Estaba alegre y aún incrédulo, no tardó en contarme todo lo acontecido en los diez minutos que me permitieron estar con él. Después volvió a su país, estudió en Estados Unidos y tras ser un exitoso ejecutivo en Argentina, se retiró al campo y dedicó a escribir sobre el tema del que se han editado varios libros y hecho un par de películas.

En el año 2012, nos visitó en Marchigüe y tuvimos largas y entretenidas charlas con nuestros hijos.
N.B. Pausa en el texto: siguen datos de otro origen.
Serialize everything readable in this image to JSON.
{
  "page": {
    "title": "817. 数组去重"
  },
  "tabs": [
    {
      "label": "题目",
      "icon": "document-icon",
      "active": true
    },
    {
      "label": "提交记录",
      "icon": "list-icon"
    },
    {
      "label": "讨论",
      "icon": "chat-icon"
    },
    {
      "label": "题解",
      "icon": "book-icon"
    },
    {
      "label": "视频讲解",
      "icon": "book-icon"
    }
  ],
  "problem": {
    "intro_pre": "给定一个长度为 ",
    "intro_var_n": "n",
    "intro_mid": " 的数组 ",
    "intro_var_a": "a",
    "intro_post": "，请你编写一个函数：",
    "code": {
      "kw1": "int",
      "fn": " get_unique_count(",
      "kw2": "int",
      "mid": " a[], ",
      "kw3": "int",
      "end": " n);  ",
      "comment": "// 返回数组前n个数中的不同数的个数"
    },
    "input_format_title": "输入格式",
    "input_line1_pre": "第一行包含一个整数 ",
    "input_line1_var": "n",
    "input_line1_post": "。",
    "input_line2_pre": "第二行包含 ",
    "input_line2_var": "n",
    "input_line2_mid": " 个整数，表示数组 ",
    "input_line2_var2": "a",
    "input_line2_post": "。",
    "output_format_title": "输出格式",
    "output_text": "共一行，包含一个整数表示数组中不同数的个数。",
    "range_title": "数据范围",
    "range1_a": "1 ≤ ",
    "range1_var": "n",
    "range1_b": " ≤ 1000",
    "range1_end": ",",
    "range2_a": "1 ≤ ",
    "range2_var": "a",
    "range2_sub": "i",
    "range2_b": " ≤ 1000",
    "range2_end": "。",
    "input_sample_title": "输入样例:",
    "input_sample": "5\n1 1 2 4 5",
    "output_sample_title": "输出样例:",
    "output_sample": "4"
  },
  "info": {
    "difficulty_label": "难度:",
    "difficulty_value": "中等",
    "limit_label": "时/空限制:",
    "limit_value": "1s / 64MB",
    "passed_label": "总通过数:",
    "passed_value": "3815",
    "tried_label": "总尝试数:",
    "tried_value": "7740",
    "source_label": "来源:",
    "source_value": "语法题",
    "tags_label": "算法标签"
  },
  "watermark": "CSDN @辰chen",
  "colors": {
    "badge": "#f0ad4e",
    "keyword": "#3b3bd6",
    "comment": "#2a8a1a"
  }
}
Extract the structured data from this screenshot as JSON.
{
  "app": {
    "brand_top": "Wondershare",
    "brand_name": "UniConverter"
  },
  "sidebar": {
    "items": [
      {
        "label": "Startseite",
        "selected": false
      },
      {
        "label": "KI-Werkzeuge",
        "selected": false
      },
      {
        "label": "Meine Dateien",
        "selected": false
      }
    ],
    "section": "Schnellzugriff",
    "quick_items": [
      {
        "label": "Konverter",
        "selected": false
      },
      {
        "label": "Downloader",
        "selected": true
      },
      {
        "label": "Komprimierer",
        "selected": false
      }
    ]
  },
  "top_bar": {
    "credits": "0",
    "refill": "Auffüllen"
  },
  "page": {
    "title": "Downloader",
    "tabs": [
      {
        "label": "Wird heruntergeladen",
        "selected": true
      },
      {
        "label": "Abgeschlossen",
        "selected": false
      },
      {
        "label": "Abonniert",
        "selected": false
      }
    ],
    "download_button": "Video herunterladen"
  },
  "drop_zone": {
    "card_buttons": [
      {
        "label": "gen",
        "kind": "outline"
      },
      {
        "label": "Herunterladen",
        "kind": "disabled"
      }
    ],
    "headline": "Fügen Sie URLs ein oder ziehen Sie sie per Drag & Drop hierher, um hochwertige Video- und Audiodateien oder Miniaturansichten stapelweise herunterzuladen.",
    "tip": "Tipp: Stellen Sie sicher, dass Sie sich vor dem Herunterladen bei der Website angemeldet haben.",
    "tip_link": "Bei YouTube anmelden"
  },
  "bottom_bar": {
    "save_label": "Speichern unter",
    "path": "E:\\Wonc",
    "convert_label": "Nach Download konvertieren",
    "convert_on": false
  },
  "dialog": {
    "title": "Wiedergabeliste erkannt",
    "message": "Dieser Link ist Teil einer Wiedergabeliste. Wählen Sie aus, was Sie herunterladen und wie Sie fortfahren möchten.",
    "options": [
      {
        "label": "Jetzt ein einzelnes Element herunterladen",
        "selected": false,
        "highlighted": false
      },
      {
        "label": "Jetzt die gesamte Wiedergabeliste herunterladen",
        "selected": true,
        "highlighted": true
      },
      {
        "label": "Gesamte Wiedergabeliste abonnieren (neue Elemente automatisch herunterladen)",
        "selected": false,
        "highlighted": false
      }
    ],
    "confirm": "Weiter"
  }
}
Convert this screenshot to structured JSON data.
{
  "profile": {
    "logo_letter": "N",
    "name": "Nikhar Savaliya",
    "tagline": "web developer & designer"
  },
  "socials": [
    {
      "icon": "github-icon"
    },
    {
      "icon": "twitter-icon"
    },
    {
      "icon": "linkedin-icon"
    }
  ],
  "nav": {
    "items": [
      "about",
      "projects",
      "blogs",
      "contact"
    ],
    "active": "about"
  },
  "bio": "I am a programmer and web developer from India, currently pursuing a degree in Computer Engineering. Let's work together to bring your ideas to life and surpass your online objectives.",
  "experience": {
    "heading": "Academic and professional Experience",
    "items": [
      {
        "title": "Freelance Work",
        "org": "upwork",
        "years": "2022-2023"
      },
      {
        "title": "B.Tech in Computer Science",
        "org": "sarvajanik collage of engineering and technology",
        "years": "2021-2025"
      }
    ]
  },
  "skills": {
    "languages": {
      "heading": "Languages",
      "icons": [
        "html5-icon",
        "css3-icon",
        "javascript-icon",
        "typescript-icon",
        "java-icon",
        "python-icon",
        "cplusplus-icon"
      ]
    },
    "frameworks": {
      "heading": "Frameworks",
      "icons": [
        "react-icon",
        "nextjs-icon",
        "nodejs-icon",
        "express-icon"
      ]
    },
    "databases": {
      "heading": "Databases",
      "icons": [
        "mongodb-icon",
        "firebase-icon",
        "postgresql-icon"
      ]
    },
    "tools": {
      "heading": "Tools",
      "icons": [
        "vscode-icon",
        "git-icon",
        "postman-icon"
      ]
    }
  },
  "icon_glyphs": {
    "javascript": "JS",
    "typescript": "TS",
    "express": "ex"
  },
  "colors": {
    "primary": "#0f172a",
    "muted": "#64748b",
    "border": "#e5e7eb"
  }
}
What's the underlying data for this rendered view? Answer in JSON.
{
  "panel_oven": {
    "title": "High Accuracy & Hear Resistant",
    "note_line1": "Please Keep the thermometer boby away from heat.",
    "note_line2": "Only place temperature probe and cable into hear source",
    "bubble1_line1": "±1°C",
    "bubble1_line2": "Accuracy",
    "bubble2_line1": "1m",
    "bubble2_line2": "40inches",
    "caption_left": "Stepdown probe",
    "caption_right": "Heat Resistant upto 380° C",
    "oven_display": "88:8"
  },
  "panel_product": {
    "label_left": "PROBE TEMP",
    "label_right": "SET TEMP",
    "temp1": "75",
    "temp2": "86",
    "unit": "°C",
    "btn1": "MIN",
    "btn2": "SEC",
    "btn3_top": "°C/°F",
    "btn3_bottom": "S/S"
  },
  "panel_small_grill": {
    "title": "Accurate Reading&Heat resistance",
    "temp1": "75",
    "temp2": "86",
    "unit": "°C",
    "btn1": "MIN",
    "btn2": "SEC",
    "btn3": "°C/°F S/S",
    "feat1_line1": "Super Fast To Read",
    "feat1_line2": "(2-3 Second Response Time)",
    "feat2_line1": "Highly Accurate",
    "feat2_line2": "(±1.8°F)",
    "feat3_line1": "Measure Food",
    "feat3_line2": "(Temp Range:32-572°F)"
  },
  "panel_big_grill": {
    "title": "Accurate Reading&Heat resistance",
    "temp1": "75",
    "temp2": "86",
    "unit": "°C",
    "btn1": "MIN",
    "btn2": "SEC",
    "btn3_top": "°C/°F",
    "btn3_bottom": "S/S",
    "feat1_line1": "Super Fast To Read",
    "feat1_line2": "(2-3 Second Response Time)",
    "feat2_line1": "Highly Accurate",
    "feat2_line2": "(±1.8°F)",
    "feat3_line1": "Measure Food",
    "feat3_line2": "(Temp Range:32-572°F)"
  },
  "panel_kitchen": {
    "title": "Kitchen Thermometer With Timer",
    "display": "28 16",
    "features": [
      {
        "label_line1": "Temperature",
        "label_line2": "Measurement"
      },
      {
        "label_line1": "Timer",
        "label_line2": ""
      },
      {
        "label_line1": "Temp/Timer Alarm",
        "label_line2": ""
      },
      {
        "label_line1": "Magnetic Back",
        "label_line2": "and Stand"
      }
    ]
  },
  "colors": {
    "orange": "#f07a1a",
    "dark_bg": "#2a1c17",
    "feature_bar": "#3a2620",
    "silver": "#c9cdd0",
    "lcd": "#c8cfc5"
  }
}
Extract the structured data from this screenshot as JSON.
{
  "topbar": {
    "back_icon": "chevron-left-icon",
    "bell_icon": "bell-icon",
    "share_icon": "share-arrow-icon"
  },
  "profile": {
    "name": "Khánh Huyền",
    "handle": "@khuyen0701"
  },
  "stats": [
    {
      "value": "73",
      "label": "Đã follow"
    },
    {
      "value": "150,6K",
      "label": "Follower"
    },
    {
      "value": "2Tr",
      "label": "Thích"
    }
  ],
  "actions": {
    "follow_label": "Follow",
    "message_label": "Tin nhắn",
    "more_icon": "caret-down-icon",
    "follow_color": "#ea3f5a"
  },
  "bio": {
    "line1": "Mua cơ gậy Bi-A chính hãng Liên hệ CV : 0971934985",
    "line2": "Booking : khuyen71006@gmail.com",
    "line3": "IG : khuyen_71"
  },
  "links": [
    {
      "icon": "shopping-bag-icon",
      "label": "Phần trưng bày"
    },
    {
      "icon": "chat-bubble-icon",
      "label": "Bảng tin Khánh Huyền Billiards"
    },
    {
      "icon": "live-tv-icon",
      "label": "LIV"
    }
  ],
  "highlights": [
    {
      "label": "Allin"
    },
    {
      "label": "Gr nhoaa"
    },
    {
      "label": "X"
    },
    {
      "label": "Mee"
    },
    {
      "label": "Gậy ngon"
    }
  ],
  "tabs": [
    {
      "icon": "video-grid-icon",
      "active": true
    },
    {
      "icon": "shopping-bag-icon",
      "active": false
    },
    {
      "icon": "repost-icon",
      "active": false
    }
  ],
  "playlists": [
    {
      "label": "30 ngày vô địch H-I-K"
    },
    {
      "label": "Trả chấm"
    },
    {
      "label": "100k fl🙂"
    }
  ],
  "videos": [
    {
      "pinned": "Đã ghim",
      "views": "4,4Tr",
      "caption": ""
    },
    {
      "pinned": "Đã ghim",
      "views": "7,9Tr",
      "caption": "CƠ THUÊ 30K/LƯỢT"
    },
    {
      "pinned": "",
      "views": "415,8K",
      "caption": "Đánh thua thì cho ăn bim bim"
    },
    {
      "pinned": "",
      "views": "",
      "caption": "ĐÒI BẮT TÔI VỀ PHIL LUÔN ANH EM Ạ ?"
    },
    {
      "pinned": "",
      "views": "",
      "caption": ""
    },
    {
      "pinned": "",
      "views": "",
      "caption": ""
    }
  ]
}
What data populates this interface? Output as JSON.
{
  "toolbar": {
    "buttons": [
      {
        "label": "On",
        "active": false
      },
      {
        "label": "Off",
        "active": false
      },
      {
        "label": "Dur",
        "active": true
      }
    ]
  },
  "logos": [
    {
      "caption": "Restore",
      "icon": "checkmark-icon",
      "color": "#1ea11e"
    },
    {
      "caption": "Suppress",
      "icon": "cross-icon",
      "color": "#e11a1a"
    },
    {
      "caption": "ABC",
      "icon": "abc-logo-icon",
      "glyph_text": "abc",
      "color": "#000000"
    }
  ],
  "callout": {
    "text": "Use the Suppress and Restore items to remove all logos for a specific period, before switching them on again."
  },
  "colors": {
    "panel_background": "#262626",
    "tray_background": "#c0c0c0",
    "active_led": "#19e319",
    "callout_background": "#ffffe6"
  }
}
Ha terminado siendo escritor y un formidable conferencista capacitando a ejecutivos sobre cómo tomar decisiones en circunstancias dramáticas, enfatizando con crudos ejemplos que quienes sustentan el poder real de cualquier organización, son quienes administran los siempre escasos recursos disponibles.

Mi pobre dentadura

Si hay algo difícil de solucionar son los dolores de muelas en los países clientes del Banco Mundial, caracterizados por su escaso ingreso y diversidad cultural. En Ecuador íbamos todos a un dentista muy amable que recuerdo era muy barato para los costos que acostumbrábamos en Chile. Era como los dentistas de cabecera que tenían las familias hasta los años 60s, antes de que empezaran las clínicas haciendo coronas e implantes que dispararon a las nubes las cuentas.

En Colombia debí hacerme un tratamiento de canales que me dejó sin poder comer en una semana y en Hungría, que había muy buena odontología, se ejercía en los hospitales públicos y era casi gratis. Mis colegas se aprovecharon de la situación y se arreglaron todos los dientes. Yo fui lo justo y necesario por mi eterno pánico a las máquinas dentales.